La pénurie de ressources humaines qualifiées reste un obstacle majeur à la mise en œuvre de projets dans le secteur de l’énergie, en particulier dans le domaine de l’efficacité énergétique, selon des études d’experts et des travaux récents menés par des consultants du Programme des Nations unies pour l’environnement (PNUE).
Cette question a été soulignée par le ministre de l’Énergie et des Services publics, Patrick Assirvaden, lors de l’ouverture d’un salon de l’éducation et de l’emploi consacré à l’énergie, intitulé « Conférence et exposition sur les services énergétiques et l’efficacité énergétique ». Cet événement était organisé par le ministère de l’Énergie et des Services publics et le Bureau de gestion de l’efficacité énergétique, en collaboration avec le Centre climatique de Copenhague du PNUE et l’Université de Maurice, à l’auditorium Paul Octave Wiéhé à Réduit.
Parmi les personnes présentes figuraient la coordinatrice résidente des Nations unies pour Maurice et les Seychelles, Mme Lisa Simrique Singh, et le président du Comité pour l’efficacité énergétique, le professeur Khalil Elahee. L’objectif est d’informer les étudiants sur les possibilités d’éducation et d’emploi dans les secteurs de l’énergie et de l’efficacité énergétique, tout en offrant une plateforme pour échanger avec des professionnels sur les carrières, la collaboration et les opportunités d’investissement potentielles.

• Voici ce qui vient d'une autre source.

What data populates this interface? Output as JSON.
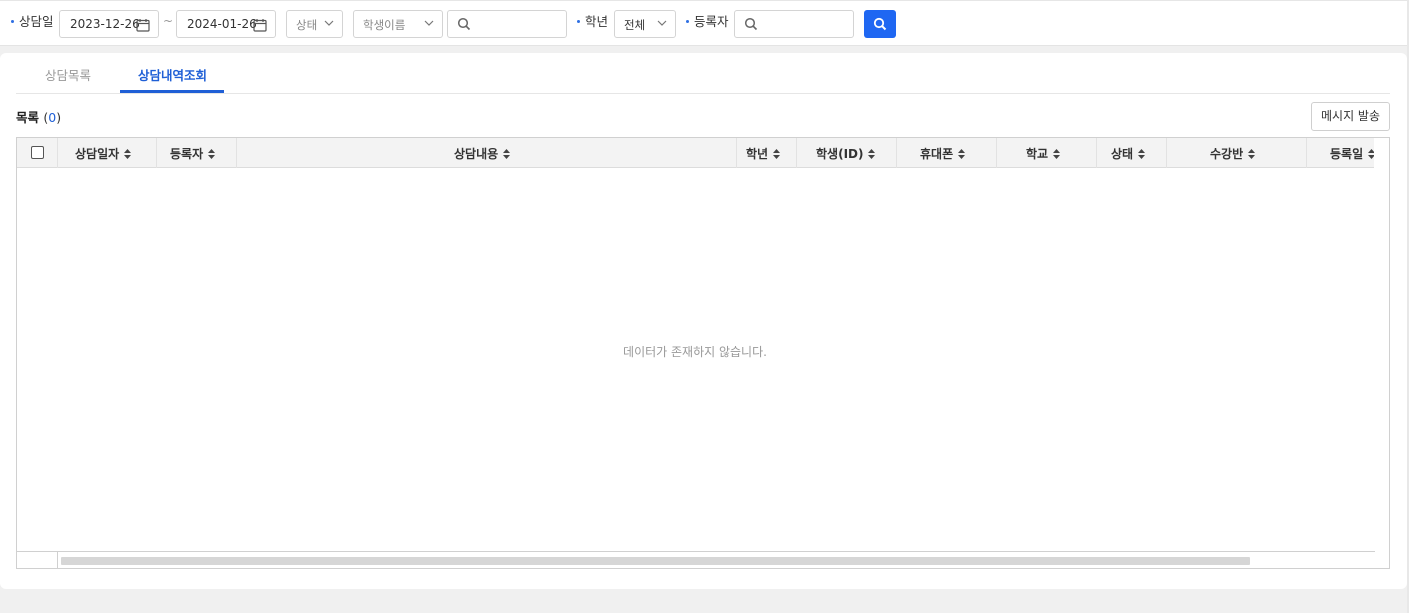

Dans son allocution, Patrick Assirvaden a souligné que l’efficacité énergétique jouera un rôle déterminant dans la réalisation des objectifs de développement, de durabilité et de sécurité énergétique. Il a exhorté les jeunes à considérer l’efficacité énergétique comme un secteur de niche capable de soutenir les principaux piliers de l’économie et susceptible de devenir un secteur stratégique à part entière.
Le ministre a également présenté la vision du gouvernement pour le secteur de l’énergie, soulignant la nécessité non seulement d’augmenter la part des énergies renouvelables, mais aussi de s’orienter vers une saturation contrôlée du réseau, soutenue par des solutions de stockage, la flexibilité et l’efficacité énergétique. Faisant référence au concept de « négawatts », ou énergie inutilisée, il a souligné que l’objectif ne devait plus être uniquement la production, mais aussi la gestion de l’abondance.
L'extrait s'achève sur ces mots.